The Wakayama Branch of the Osaka Central Broadcasting Station opened in March 1936 at Daidokoromachi, Mikimachi, Wakayama City. Subsequently, radio broadcasts began in November 1942 from the Shingu transmitting station, with an output of 50 watts. The transmitter was destroyed in a fire in July 1945 and was relocated to Kuroda. In May 1948, the Wakayama Branch Office became subordinate to the Osaka Broadcasting Station. The branch became a broadcasting station in July 1951 while a TV relay station was inaugurated at Kainan in September 1957, relaying JOBK-TV.
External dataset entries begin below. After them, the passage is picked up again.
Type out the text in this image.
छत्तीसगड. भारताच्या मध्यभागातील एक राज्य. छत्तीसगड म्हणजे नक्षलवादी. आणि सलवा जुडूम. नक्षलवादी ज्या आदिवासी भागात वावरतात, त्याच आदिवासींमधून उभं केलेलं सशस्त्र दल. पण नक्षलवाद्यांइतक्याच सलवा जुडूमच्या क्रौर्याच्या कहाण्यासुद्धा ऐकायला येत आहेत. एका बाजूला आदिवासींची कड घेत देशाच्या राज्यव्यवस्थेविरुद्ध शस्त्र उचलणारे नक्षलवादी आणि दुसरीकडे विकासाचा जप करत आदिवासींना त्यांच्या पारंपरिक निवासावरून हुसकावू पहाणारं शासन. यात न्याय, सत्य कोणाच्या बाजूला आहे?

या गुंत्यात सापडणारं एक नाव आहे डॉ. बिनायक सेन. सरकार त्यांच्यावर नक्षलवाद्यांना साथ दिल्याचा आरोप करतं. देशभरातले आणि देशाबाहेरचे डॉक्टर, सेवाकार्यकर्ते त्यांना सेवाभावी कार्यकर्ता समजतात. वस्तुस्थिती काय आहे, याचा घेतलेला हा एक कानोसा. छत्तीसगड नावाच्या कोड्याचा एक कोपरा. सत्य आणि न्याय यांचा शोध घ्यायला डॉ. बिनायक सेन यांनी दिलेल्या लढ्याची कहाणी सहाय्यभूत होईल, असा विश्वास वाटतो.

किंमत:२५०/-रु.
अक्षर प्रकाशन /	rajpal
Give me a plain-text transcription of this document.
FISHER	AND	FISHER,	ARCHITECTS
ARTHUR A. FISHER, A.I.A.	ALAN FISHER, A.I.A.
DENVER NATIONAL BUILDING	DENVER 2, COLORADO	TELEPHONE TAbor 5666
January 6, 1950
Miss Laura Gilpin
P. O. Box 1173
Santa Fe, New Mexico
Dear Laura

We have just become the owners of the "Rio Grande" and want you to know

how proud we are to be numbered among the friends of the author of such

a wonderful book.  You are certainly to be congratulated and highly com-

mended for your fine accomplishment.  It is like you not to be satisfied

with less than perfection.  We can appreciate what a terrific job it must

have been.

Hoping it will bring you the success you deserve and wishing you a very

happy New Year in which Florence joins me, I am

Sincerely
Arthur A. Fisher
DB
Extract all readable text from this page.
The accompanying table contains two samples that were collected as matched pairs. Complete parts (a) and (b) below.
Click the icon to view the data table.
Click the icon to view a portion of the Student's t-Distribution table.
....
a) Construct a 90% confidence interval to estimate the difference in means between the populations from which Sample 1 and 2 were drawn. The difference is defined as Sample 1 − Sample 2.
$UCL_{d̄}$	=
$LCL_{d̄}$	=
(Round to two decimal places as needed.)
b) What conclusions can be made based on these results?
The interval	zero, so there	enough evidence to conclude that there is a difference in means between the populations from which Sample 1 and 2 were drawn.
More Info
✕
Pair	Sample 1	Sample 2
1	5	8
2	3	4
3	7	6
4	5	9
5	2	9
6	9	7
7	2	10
In September 1964, the first UHF relay station in the prefecture was installed in Gobo, followed by an FM transmitter in Kainan in December 1969. JORP-FM (output: 500 watts) started broadcasting in May 1970, while JORP-TV (channel 32) started broadcasting on May 31, 1971. On August 8, 1980, TV stereo broadcasts began. In April 1982, local television news began (News Wide 630). This was followed in March 2005 by Wakayama 845 to cover the 8:45pm slot.

NHK+ added local programming on October 3, 2022.

In December 2021, NHK began evaluating a proposal to start building a new office for the Wakayama station from 2027, expected to be finished in 2027. The old one will be demolished.